Но она обо всем забыла, изучая прелести своего номера. Кэрол бегала по комнате, вертела краны в ванной, и вода била из них сильной струей, а не сочилась по каплям, как дома; вытащила полотенце из конверта пергаментной бумаги, зажигала лампочку под розовым колпачком между широкими постелями; выдвигала ящики из овального орехового письменного столика; разглядывала почтовую бумагу с гравированным гербом, давая себе слово написать на ней всем своим знакомым; восхищалась бархатным креслом цвета бордо и голубым ковриком; открывала кран для холодной годы и радостно визжала, когда оттуда шла действительно холодная вода. Она бросилась на шею Кенникоту и поцеловала его.
– Что, нравится, сударыня?
– Восхитительно! Мне так весело! Я так люблю тебя за то, что ты согласился поехать! Ты очень, очень добрый!
Он принял это снисходительно и немного смущенно, потом зевнул и сказал:
– Как тут хитро устроен радиатор! Его можно установить на любую температуру. Верно, нужна огромная топка для такого домины. Ох, не забудет ли Би закрыть на ночь вьюшки!
Под стеклянной доской туалетного столика лежало меню, содержавшее самые заманчивые блюда: цесарка de Vitresse, картофель a la Russe, меренги Chantilly, пирожные Bruxelles.
– Знаешь что… Я приму горячую ванну, надену новую шляпку с цветами, мы пойдем вниз и будем есть… долго-долго, а потом закажем коктейль! – проворковала она.

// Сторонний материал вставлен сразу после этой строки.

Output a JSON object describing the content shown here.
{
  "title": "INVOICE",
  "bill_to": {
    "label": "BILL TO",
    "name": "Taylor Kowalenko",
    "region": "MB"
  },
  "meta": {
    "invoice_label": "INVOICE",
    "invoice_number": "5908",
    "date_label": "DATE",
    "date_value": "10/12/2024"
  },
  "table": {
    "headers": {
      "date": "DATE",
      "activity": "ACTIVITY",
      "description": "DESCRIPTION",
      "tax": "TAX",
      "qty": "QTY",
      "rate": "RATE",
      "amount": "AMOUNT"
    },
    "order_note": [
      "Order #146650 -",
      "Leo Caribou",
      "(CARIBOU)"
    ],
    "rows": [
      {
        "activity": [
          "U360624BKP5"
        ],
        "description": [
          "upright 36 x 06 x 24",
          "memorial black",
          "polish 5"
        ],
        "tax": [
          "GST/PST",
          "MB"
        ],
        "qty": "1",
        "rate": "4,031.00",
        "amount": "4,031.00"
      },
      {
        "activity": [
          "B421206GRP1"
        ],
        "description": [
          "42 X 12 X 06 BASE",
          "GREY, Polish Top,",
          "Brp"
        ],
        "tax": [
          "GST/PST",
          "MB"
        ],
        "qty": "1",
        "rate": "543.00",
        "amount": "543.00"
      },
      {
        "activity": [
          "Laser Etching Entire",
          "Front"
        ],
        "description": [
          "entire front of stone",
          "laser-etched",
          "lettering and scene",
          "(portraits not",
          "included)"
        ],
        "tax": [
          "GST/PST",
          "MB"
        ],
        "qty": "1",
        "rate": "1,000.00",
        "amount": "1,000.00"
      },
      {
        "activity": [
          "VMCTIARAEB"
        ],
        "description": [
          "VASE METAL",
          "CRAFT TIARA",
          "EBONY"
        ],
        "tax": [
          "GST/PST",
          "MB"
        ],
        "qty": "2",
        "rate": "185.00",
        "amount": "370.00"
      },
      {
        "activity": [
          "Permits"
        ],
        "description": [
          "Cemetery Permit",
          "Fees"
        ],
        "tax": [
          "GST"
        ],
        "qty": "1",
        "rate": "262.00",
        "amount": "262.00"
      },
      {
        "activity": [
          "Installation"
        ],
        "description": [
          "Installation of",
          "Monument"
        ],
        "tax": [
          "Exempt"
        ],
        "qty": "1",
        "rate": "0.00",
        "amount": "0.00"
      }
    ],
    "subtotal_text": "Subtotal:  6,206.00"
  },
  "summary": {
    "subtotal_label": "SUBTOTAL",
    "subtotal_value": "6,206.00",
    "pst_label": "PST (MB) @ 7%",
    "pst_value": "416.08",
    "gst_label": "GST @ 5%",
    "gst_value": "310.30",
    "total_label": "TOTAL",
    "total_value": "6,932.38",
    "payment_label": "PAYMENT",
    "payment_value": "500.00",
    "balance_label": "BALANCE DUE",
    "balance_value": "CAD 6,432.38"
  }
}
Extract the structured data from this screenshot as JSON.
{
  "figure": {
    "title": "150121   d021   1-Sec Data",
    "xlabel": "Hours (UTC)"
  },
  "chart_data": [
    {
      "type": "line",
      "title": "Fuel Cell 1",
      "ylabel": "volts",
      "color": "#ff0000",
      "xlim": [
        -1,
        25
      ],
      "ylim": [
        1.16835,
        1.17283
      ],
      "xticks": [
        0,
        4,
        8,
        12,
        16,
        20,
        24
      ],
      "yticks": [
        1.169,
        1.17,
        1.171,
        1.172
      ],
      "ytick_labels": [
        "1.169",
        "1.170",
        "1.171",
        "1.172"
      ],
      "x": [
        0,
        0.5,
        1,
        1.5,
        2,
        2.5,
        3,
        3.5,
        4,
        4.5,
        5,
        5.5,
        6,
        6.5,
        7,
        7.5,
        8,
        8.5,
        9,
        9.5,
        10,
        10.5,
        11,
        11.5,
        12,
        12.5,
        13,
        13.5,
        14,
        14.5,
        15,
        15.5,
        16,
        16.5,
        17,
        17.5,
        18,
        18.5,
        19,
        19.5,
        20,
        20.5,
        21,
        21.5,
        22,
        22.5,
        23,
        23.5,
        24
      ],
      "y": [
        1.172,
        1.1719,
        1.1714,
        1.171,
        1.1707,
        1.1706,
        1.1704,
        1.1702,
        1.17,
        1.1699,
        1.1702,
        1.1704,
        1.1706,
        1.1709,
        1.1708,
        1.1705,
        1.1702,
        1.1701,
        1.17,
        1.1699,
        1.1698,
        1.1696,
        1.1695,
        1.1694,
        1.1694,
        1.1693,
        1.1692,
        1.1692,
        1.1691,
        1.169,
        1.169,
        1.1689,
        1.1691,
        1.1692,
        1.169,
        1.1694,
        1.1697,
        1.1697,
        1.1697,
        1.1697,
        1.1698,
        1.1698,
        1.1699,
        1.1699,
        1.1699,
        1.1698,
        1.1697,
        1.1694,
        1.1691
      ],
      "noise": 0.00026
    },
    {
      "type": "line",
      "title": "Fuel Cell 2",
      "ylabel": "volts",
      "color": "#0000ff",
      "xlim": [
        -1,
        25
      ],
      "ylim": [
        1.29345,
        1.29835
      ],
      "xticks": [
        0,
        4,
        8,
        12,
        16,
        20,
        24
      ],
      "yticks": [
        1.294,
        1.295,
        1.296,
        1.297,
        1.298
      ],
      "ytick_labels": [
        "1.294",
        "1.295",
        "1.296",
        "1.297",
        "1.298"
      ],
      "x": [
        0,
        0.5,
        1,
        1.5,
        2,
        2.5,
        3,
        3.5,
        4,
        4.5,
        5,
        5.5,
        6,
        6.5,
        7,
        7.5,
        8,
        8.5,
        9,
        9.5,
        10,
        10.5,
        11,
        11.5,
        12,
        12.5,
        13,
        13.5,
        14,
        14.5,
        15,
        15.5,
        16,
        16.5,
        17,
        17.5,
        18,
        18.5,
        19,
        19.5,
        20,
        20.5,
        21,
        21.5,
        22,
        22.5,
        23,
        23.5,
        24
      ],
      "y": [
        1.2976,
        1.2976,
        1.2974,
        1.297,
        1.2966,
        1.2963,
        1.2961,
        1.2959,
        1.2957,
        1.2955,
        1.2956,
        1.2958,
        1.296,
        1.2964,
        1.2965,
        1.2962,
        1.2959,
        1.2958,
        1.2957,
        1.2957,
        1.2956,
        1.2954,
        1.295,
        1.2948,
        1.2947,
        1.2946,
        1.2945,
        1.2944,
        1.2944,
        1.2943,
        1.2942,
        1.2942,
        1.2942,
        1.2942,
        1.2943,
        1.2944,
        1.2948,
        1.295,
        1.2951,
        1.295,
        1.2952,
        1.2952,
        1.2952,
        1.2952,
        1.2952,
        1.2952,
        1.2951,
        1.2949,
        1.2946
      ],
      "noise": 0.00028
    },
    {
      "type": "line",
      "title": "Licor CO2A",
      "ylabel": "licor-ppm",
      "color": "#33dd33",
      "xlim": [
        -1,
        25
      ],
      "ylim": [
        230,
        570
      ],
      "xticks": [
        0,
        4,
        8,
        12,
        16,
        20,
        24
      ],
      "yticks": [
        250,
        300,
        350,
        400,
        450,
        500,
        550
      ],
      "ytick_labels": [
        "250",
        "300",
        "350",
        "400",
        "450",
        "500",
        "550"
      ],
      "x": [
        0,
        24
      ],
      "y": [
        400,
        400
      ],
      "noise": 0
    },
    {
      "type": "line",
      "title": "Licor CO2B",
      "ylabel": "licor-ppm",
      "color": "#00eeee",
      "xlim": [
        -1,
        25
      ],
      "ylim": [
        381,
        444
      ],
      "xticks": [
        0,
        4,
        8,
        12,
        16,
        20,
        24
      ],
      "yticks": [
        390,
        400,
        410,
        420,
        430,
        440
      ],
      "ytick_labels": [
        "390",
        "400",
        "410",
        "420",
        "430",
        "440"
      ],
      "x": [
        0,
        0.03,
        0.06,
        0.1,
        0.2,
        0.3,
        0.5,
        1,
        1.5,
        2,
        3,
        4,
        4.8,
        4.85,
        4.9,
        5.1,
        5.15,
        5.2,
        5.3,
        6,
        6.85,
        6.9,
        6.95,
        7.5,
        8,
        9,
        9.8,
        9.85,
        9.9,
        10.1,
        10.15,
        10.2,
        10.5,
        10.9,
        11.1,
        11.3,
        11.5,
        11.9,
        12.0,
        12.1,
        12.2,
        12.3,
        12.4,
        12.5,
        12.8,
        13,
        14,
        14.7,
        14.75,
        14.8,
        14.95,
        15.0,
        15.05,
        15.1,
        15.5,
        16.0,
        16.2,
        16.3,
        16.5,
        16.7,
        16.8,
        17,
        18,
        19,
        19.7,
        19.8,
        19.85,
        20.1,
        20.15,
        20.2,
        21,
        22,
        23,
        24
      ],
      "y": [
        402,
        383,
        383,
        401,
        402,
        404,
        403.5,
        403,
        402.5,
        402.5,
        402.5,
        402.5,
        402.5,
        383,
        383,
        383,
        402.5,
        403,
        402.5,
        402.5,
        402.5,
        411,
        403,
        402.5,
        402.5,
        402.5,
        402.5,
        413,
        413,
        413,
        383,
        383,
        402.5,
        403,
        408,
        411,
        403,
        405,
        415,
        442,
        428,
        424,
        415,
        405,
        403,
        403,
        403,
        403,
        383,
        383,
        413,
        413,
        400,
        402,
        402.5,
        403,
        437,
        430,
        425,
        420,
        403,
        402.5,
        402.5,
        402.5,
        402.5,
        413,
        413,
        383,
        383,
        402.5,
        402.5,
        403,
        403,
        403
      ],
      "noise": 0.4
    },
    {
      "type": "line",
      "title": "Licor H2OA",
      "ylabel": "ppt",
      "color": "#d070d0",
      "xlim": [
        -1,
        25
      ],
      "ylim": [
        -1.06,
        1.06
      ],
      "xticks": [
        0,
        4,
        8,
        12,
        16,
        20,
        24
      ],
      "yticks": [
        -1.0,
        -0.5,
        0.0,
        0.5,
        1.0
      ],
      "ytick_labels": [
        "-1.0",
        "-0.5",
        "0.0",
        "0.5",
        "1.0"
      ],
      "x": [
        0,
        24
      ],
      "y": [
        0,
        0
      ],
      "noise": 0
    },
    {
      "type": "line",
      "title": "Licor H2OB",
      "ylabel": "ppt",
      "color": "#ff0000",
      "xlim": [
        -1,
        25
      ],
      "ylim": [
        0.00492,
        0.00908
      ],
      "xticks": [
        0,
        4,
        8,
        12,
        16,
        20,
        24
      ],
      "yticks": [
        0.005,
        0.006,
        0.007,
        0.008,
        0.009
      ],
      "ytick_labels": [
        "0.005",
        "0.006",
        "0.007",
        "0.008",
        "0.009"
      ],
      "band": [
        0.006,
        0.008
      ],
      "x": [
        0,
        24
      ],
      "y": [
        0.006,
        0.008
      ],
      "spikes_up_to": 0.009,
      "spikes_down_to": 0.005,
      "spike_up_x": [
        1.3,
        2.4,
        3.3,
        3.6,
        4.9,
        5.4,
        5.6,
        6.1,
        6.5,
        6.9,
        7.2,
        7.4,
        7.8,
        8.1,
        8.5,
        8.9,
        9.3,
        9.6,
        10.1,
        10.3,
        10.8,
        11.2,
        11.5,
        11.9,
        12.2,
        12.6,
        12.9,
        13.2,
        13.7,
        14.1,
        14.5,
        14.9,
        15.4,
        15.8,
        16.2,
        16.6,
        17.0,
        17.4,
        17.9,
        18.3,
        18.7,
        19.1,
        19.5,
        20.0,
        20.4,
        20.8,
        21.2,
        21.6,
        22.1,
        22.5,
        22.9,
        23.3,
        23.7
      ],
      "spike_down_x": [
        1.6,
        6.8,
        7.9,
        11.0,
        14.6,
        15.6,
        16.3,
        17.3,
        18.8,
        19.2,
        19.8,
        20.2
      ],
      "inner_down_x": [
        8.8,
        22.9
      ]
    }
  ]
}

Ее сердило, что Кенникот, возясь с выбором блюд, позволял официанту дерзить, но когда коктейль вознес ее на волшебный мост среди разноцветных созвездий и были поданы устрицы – не консервированные, как в Гофер-Прери, а в раковинах, – она воскликнула:
– Если б ты только знал, какое счастье есть обед, о котором не надо было заранее заботиться: ни ходить к мяснику, ни хлопотать в доме, ни присматривать за Би! Я чувствую себя такой свободной! Сколько новых кушаний, другие тарелки, незнакомое столовое белье, и не надо следить за тем, чтобы не подгорел пудинг! О, это для меня великая минута!
Они пережили все впечатления провинциалов, попадающих в большой город. После завтрака Кэрол помчалась к парикмахеру, купила перчатки, блузку и с важным видом ждала Кенникота у магазина оптики. Все выполнялось по плану, тщательно обсужденному и утвержденному во всех подробностях. Они восторгались бриллиантами, мехами, холодной красотой серебра, креслами красного дерева и сафьяновыми шкатулками, выставленными в витринах, терялись в толчее универсальных магазинов, позволили приказчику всучить Кенникоту больше рубашек, чем он хотел купить, и засматривались на «новейшие духи – только что из Нью-Йорка». Кэрол купила три книги о театре и битый час провела в радостном волнении, внушая себе, что вот эта юбка из индийского шелка ей не по средствам, а затем, воображая, как позавидует ей Хуанита Хэйдок, очертя голову купила ее. Кенникот ходил из одного магазина в другой, упорно разыскивая стеклоочиститель для машины.
Вечером они роскошно поужинали в своем отеле, а на следующее утро шмыгнули за угол, чтобы экономно поесть в дешевой закусочной. К трем часам они уже устали, клевали носом в кино и говорили, что хорошо было бы уже очутиться в Гофер-Прери, но к одиннадцати вечера почувствовали опять такой прилив энергии, что пошли в китайский ресторан, куда клерки водили своих подруг в дни выплаты жалованья. Они сидели за мраморным столиком, ели яйца «Фу Юнг», слушали дребезжащую пианолу и чувствовали себя гражданами мира.
На улице они встретили супругов Мак-Ганум из Гофер-Прери. Смеялись, без конца пожимали друг другу руки и восклицали: «Какое совпадение!» Расспрашивали Мак-Ганумов, когда они приехали и нет ли новостей из Гофер-Прери, который сами оставили всего два дня назад. Каковы бы ни были Мак-Ганумы дома, здесь они так выделялись среди всех этих одинаковых, снующих во все стороны людей, что Кенникоты не могли расстаться с ними. Мак-Ганумы прощались с ними так, будто отправлялись в Тибет, а не на вокзал к поезду номер семь Северной линии.